In an implementation, the selection right quantity characteristic set as big as possible with influence.Feature is divided into text spy by this method
It seeks peace other features, specific features are as shown in table 1.
It is the available form of matrix decomposition model by these Feature Conversions: each text and other features is grouped,
Spcial character is divided into three groups: 0 to 10,10 to 50, and more than 50;The length of word is divided into three groups: 0 to 10,10 to 20,
More than 20 and so on.After by six characteristics grouping in text feature, a combination is randomly choosed from each characteristic.Often
A feature is segmented into three groups, we can be obtained by 36 features, i.e., 729 in total combinations.It combines other features one
It rises.Each feature is divided into two groups, we can obtain 2 from other features8Feature, a total of 64 kinds of combinations;By number of combinations point
Feature not as u and i obtains the number of the corresponding columns and rows vector of matrix are as follows: 729 × 64.
It is trained using matrix decomposition model;Specifically includes the following steps:
(1) text and other feature calculations are combined Calculation method it is as follows:
Wherein μ represents the average value of all predictions of rating matrix, buAnd biText feature u and other are respectively represented
The combination of feature i, the average value of the probabilistic forecasting corresponding to WebShell.

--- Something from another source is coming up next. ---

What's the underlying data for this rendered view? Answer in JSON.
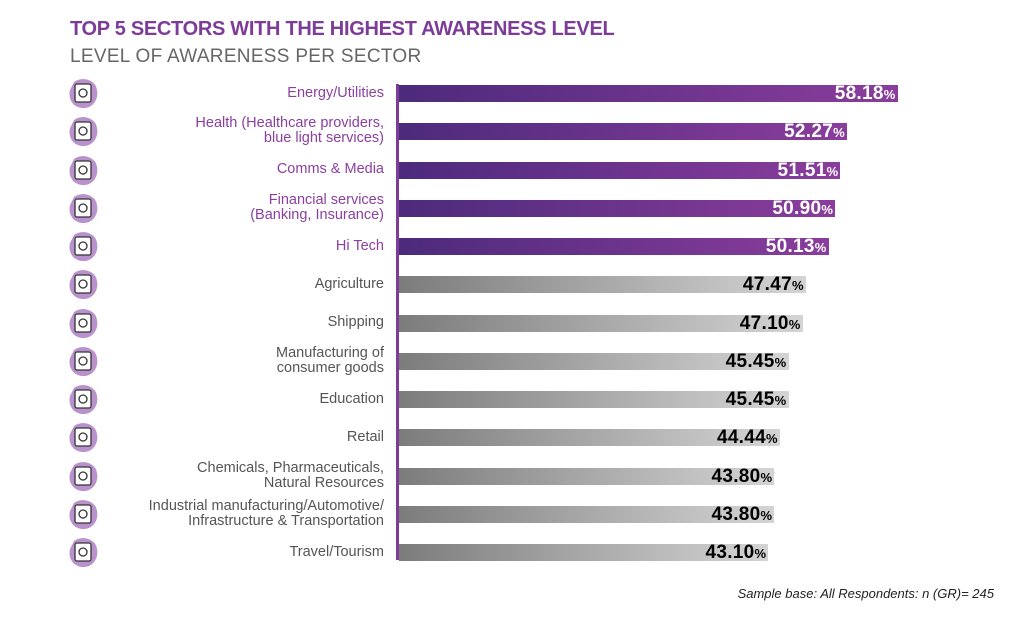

(2) optimize training process: to reduce the loss function after training, training process being optimized.Handle formula such as
Under:
Training process is as follows:
(2.1) result r is given in each of training setui, can be predicted by formula 3
(2.2) error is predicted:
(2.3) formula is declined according to gradient and updates puAnd qi:
pu←pu+γ·(∈uiqi-λ·pu) formula 5
qi←qi+γ·(∈uipu-λ·qi) formula 6
Wherein parameter γ is the step-length of gradient descent algorithm, is arranged to 0.1 in the present invention, and parameter lambda is learning rate, if
It is set to 0.05.
Optionally, described to include: according to there are a possibility that WebShell in prediction result judgement text to be detected
IfResult be greater than 0.5, file more likely has WebShell;On the contrary, if result less than 0.5, more
It can not include WebShell.
The present invention provides the Webshell detection methods based on matrix decomposition, including establish and save score letter with triple
The score matrix of breath;The feature construction characteristic set that preset quantity is chosen from text to be detected, based on the spy in characteristic set
Sign is obtained and is predicted triple mid-score parameter, according to prediction result determine in text to be detected there are WebShell can
It can property.Based on machine learning algorithm, the characteristics of capable of quickly and accurately understanding the WebShell page.The method overcome tradition
The shortcomings that feature matching method, improves the accuracy and recall rate of the detection of network shell.By to known existing and non-existing
The analysis of the WebShell page and learning characteristic, which can predict the unknown page, high-efficient, essence with higher
Degree and recall rate.
Each serial number in above-described embodiment is for illustration only, the assembling for not representing each component or the elder generation in use process
Sequence afterwards.
The above description is only an embodiment of the present invention, is not intended to limit the invention, all in the spirit and principles in the present invention
Within, any modification, equivalent replacement, improvement and so on should all be included in the protection scope of the present invention.